Do you like the look of a TV over the fireplace? Many people do, while others choose that location out of necessity — it’s the only space where the TV will fit. Either way, here are the factors to consider before mounting a TV above your fireplace.
What Kind of Fireplace Do You Have?
TVs are susceptible to damage from heat and smoke (even cigarette smoke). Heat rises, so whatever your fireplace puts out will directly affect your TV. Gas fireplaces produce heat but not smoke. Wood-burning fireplaces produce both. And wood stoves produce the most heat and smoke – too much to mount a TV directly overhead.
You may not see smoke, but it’s there, and the tiny particulates in it can coat components inside your TV. You should also know that TVs will start to fail if they’re regularly exposed to temperatures above 90-100o F. Fortunately, the mantel above your fireplace is there to deflect heat into the room. It will also help ground your TV visually so it doesn’t look like it’s floating over the fireplace.
No mantel? Create one by adding a shelf. If you love the farmhouse look, add a slab of reclaimed wood as a faux mantle. Or if you are more the modern type, add a sleek white floating shelf as your mantle – simple and chic. FYI, interior design experts recommend that you allow 7” of space between the mantel and the bottom of your TV.
Think about Viewing Angle
Seating arrangements, open floor plans, etc. affect viewing quality and comfort. Use our easy step-by-step guide to identify the ideal viewing height for your TV. If its position above the fireplace is higher than optimum, no worries. That’s what “convertible” wall mounts are for.
In addition to fixed-position TV mounts, SANUS makes tilting styles that let you angle the screen downward. We also make full-motion wall mounts that allow you to pull the TV away from the wall several inches, then tilt and/or swivel the screen into position. This handy chart will help you compare all three types of mounts to decide which is best for your TV and room.
What If the Wall Above Your Fireplace Isn’t Sheetrock?
This does make it more tricky. You can mount your TV on materials such as decorative brick or stone veneer, but you’ll want to use a masonry drill bit and concrete fasteners rather than the type of screws you’d use for drywall. If you do decide to mount into brick, be very careful NOT to drill into the mortar.

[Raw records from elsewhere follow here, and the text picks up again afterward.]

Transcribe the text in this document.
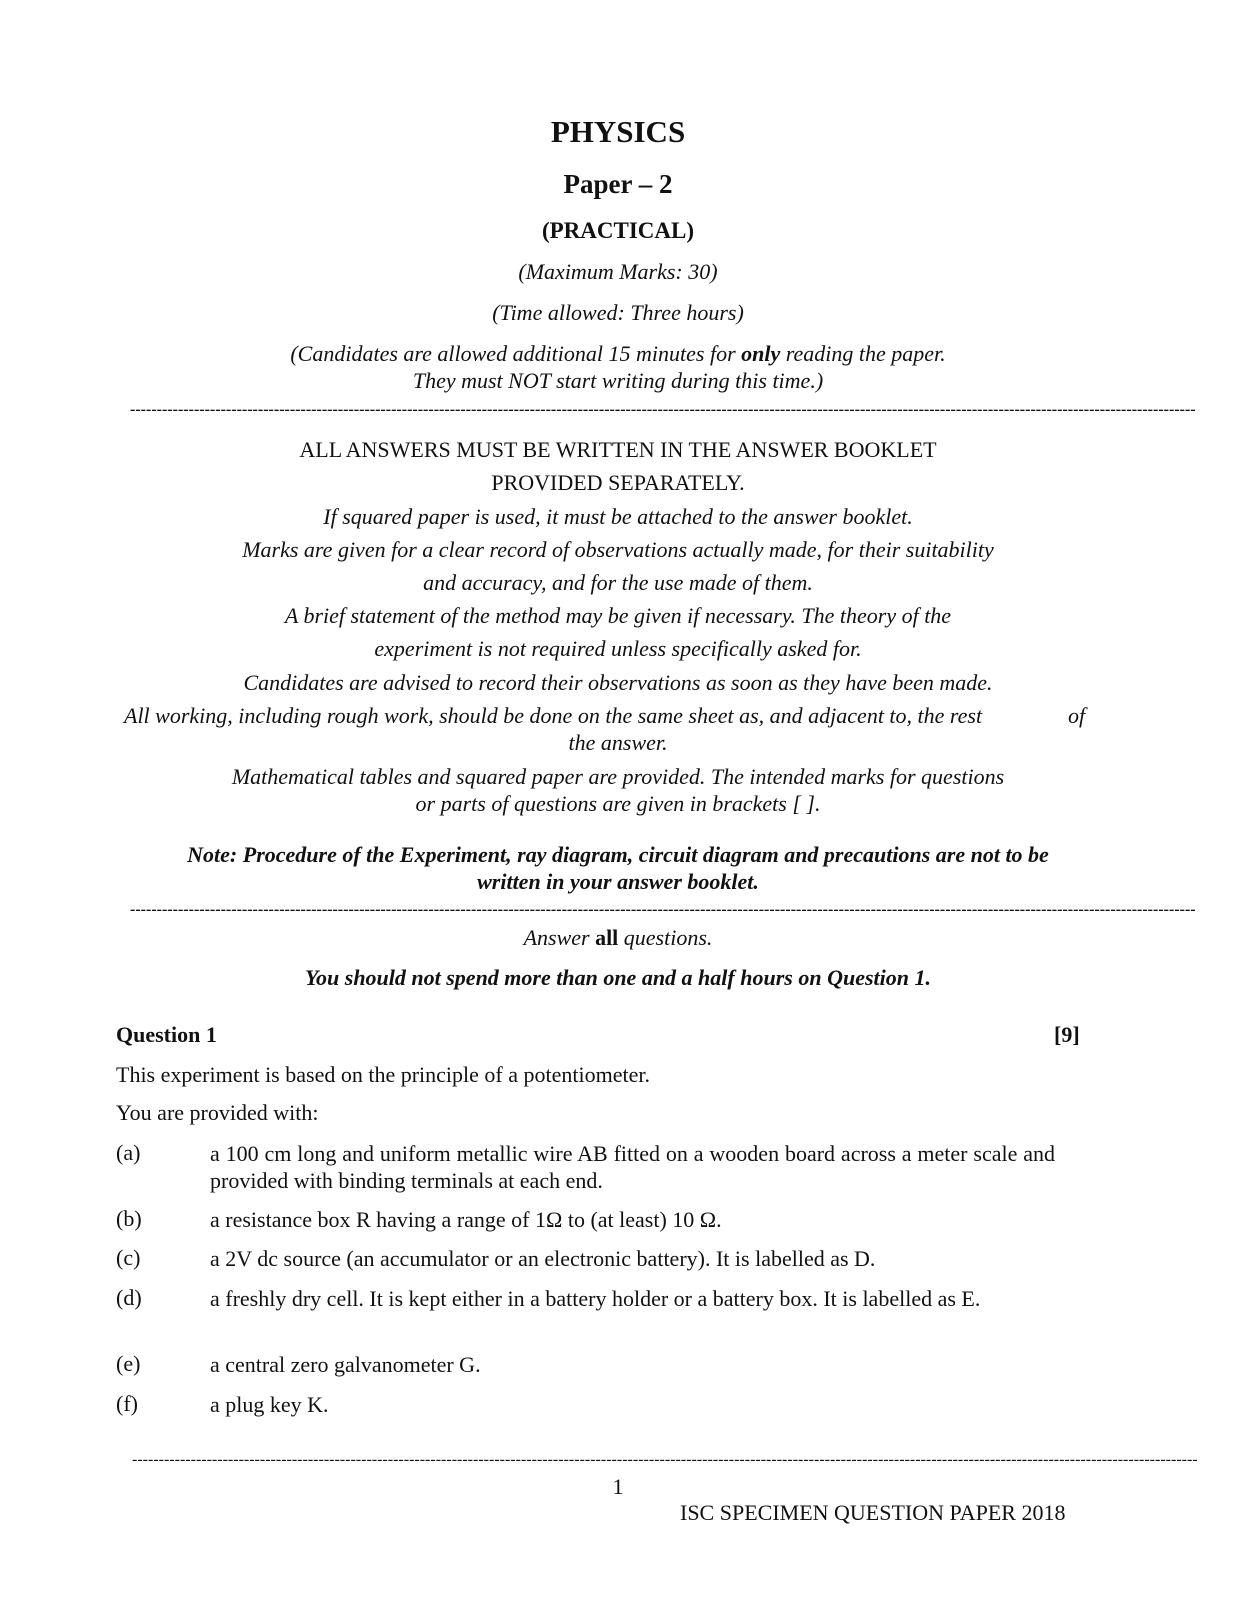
PHYSICS
Paper – 2
(PRACTICAL)
(Maximum Marks: 30)
(Time allowed: Three hours)
(Candidates are allowed additional 15 minutes for only reading the paper.
They must NOT start writing during this time.)
--------------------------------------------------------------------------------------------------------------------------------------------------------------------------------------------------------
ALL ANSWERS MUST BE WRITTEN IN THE ANSWER BOOKLET
PROVIDED SEPARATELY.
If squared paper is used, it must be attached to the answer booklet.
Marks are given for a clear record of observations actually made, for their suitability
and accuracy, and for the use made of them.
A brief statement of the method may be given if necessary. The theory of the
experiment is not required unless specifically asked for.
Candidates are advised to record their observations as soon as they have been made.
All working, including rough work, should be done on the same sheet as, and adjacent to, the rest	of
the answer.
Mathematical tables and squared paper are provided. The intended marks for questions
or parts of questions are given in brackets [ ].
Note: Procedure of the Experiment, ray diagram, circuit diagram and precautions are not to be
written in your answer booklet.
--------------------------------------------------------------------------------------------------------------------------------------------------------------------------------------------------------
Answer all questions.
You should not spend more than one and a half hours on Question 1.
Question 1	[9]
This experiment is based on the principle of a potentiometer.
You are provided with:
(a)	a 100 cm long and uniform metallic wire AB fitted on a wooden board across a meter scale and provided with binding terminals at each end.
(b)	a resistance box R having a range of 1Ω to (at least) 10 Ω.
(c)	a 2V dc source (an accumulator or an electronic battery). It is labelled as D.
(d)	a freshly dry cell. It is kept either in a battery holder or a battery box. It is labelled as E.
(e)	a central zero galvanometer G.
(f)	a plug key K.
--------------------------------------------------------------------------------------------------------------------------------------------------------------------------------------------------------
1
ISC SPECIMEN QUESTION PAPER 2018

You’ll Need a Stud . . . Or Maybe Not
TV mounts should attach to a stud behind the wall, to ensure safety. However, if your home is newer, this wall may have a full plywood backing, in which case a stud isn’t necessary. If you’re building new or remodeling, your contractor can install the behind-the-scenes necessities for you, including electrical connections for your TV and auxiliary devices.
The Finishing Touch
You want a finished look that’s stylish and streamlined, not marred by a tangle of wires. An in-wall cable management system provides power to your TV and hides cables neatly out of sight. Add an infrared receiver to remotely manage the TV, streaming devices, and other components. You can place those devices on a shelf or in a cabinet near the fireplace, or put them in another room altogether.